Sejak usia 10 tahun, Pipiet Senja yang nama aslinya Etti Hadiwati Arief divonis thalassemia mayor, kelainan genetik yang membuat tubuh tak mampu memproduksi hemoglobin secara normal. Sejak itu pula ia menjalani transfusi darah setiap bulan sekali, bahkan dalam lima bulan terakhir hidupnya---dua kali sebulan. Tapi tidak ada yang membuatnya berhenti menulis.

***

Pada 10 September 2025, aku kembali bertemu Pipiet Senja. Kali ini dalam acara bedah buku puisi "Sakti" karya Sastri Bakry di Taman Ismail Marzuki. Ia datang dari rumah sakit, baru saja selesai transfusi, tapi tetap hadir, memeluk semua orang dengan mata yang menyala.

Sepulang acara, aku menawarkan diri mengantarnya ke rumahnya di Depok.

"Jauh lho, di Depok" katanya.

"Sekalian lewat, Teh. Saya kan ke Cibinong, Bogor" jawabku.

Ia tertawa kecil, "Selalu ada alasan baik untuk menemani perjalanan, ya?"

Di dalam mobil, perjalanan dari Cikini ke Depok menjadi perjalanan yang tak ingin kuakhiri. Ia bercerita tentang hari-harinya di rumah sakit, tentang BPJS yang membuatnya menunggu semalam suntuk tanpa kepastian, tentang perjuangannya melawan sistem yang sering lebih sakit dari penyakit itu sendiri.

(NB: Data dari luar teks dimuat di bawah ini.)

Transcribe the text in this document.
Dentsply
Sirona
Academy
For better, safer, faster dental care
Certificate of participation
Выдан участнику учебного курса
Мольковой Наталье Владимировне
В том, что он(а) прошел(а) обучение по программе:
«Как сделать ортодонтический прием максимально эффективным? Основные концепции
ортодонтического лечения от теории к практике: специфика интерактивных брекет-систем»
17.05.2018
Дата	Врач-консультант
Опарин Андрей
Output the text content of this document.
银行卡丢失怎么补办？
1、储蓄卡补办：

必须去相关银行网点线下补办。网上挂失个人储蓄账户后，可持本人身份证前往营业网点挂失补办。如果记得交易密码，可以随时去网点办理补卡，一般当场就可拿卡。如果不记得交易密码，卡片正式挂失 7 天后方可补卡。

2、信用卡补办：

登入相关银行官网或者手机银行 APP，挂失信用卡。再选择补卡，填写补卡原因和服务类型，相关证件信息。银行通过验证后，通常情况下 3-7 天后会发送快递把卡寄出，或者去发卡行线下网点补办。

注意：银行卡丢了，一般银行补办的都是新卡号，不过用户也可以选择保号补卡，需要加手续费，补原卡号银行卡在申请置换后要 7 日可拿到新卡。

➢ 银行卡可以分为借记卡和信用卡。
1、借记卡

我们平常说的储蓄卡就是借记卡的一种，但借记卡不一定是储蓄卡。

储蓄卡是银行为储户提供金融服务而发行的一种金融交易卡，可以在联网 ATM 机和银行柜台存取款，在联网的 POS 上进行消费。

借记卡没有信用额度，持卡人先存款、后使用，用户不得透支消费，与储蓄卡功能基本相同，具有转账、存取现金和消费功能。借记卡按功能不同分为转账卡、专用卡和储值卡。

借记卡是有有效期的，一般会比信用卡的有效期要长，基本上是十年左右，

"Kang Dikdik, saya kadang nggak marah sama sakit saya. Tapi saya sedih kalau melihat betapa mudahnya orang kehilangan empati," katanya lirih.

Kata-kata itu masih terngiang sampai hari ini.

***

Dua hari kemudian, 12 September 2025, aku bertemu lagi dengannya di acara bedah buku antologi "Lansia Bahagia" di PDS HB Jassin, Taman Ismail Marzuki. Di acara itu, aku menjadi pembicaranya.

Pipiet datang dengan kursi roda, wajahnya pucat, tapi saat berbicara di depan forum, suaranya nyaring membacakan puisi tentang "Pagar Laut".

 Di acara itu, Pipiet memberi sambutan yang membuat ruangan terdiam. Ia menceritakan pengalamannya di ICU:

"BPJS jangan menyiksa lansia begitu. saya ngamuk ya ngamuk, saya tulis ya tulis. Itu di ICU, anda  bayangkan jam satu malam, dalam kondisi saya sakit, sakitnya dahsyat, ada syaraf kejepit, dari jam satu dini hari tanggapannya ini tidak akan menyebabkan kematian. Disuruh pulang. Akhirnya saya tunggu di lobi sampai jam tiga baru dapat pelayanan (lokal). Jangan bilang itu gratis. Anak saya enam bayar BPJS semua, tapi tidak pernah dipakai karena dari perusaahaannya dapat asuransi sendiri."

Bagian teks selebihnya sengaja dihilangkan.